Yamagata grunted at that. As he reached out his hand to tap the electronic panel that controlled the hatch, it swung open without his aid.

A lean, pale-skinned man with dark hair that curled over his ears stood on the other side of the hatch, wearing not the coveralls Yamagata expected, but a loose-fitting white shirt with flowing long sleeves that were fastened tightly at his wrists and a pair of dark baggy trousers stuffed into gleamingly polished calf-length boots. A wide leather belt cinched his narrow, flat middle.

He smiled politely and extended his hand to Yamagata. “Welcome to Goethe base, Mr. Yamagata. I can’t tell you how pleased I am to have you here. I am Dante Alexios.”

Yamagata accepted his hand. His grip was firm, his smile gracious. Yet there was something wrong with his face. The two sides of it seemed slightly mismatched, almost as if two separate halves had been grafted together by an incompetent surgeon. Even his smile was slightly lopsided; it made him appear almost mocking, rather than friendly.

And his eyes. Dante Alexios’s dark brown eyes burned with some deep inner fury, Yamagata saw.

Dante’s Inferno indeed, he thought.


Alexios showed Yamagata through the cramped, steamy base. It was small, built for efficiency, not human comfort. Little more than an oversized bubble of honeycomb metal covered with rubble from Mercury’s surface to protect it from the heat and radiation, its inside was partitioned into cubicles and larger spaces. Goethe base was staffed with a mere two dozen engineers and technicians, yet it seemed as if hundreds of men and women had been packed into its crowded confines.

“We thought about establishing the base in orbit around the planet,” Alexios explained as they walked down a row of humming consoles. Yamagata felt sweaty, almost disgusted at the closeness of all these strangers, their foreignness, their body odors. Most of them were Europeans or Americans, he saw; a few were obviously African or perhaps African-American. None of them paid the slightest attention to him. They were all bent over their consoles, intent on their tasks.

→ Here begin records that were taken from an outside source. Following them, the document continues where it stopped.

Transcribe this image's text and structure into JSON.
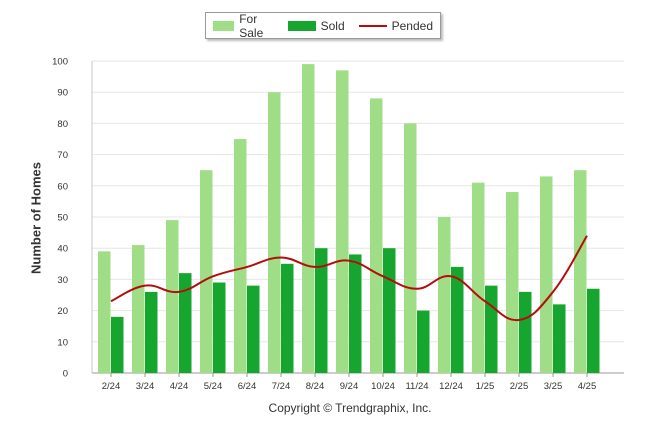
{
  "chart_data": {
    "type": "bar",
    "ylabel": "Number of Homes",
    "xlabel": "",
    "ylim": [
      0,
      100
    ],
    "yticks": [
      0,
      10,
      20,
      30,
      40,
      50,
      60,
      70,
      80,
      90,
      100
    ],
    "categories": [
      "2/24",
      "3/24",
      "4/24",
      "5/24",
      "6/24",
      "7/24",
      "8/24",
      "9/24",
      "10/24",
      "11/24",
      "12/24",
      "1/25",
      "2/25",
      "3/25",
      "4/25"
    ],
    "series": [
      {
        "name": "For Sale",
        "kind": "bar",
        "color": "#a0dd87",
        "values": [
          39,
          41,
          49,
          65,
          75,
          90,
          99,
          97,
          88,
          80,
          50,
          61,
          58,
          63,
          65
        ]
      },
      {
        "name": "Sold",
        "kind": "bar",
        "color": "#16a630",
        "values": [
          18,
          26,
          32,
          29,
          28,
          35,
          40,
          38,
          40,
          20,
          34,
          28,
          26,
          22,
          27
        ]
      },
      {
        "name": "Pended",
        "kind": "line",
        "color": "#b50c0c",
        "values": [
          23,
          28,
          26,
          31,
          34,
          37,
          34,
          36,
          31,
          27,
          31,
          23,
          17,
          26,
          44
        ]
      }
    ],
    "grid": true,
    "legend_position": "top-center"
  },
  "footer": {
    "copyright": "Copyright © Trendgraphix, Inc."
  }
}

“My original plan was for the base to be in orbit,” Yamagata said.

Alexios smiled diplomatically. “Economics. The great tyrant that dictates our every move.”

Remembering the lessons in tolerance the lamas had pressed upon him, Yamagata was trying to keep the revulsion from showing on his face. He smelled stale food and something that reminded him of burned-out electrical insulation.

Continuing as if none of this bothered him in the slightest, Alexios explained, “We ran the numbers a half dozen times. If we’d kept the base in orbit we’d have to bring supplies to it constantly. Raised the costs too high. Here on the surface we have access to local water ice and plenty of silicon, metals, almost all the resources we need, including oxygen that we bake out of the rocks. Plenty of solar energy, of course.

So I decided to plant the base here, on the ground.”

“You decided?” Yamagata snapped.

“I’m an independent contractor, Mr. Yamagata. These people are my employees, not yours.”

“Ah yes,” Yamagata said, recovering his composure. “Of course.”

“Naturally, I want to do the best job possible for you. That includes keeping the project’s costs as low as I can.”

“As I recall it, you were the lowest bidder of all the engineering firms that we considered, by a considerable margin.”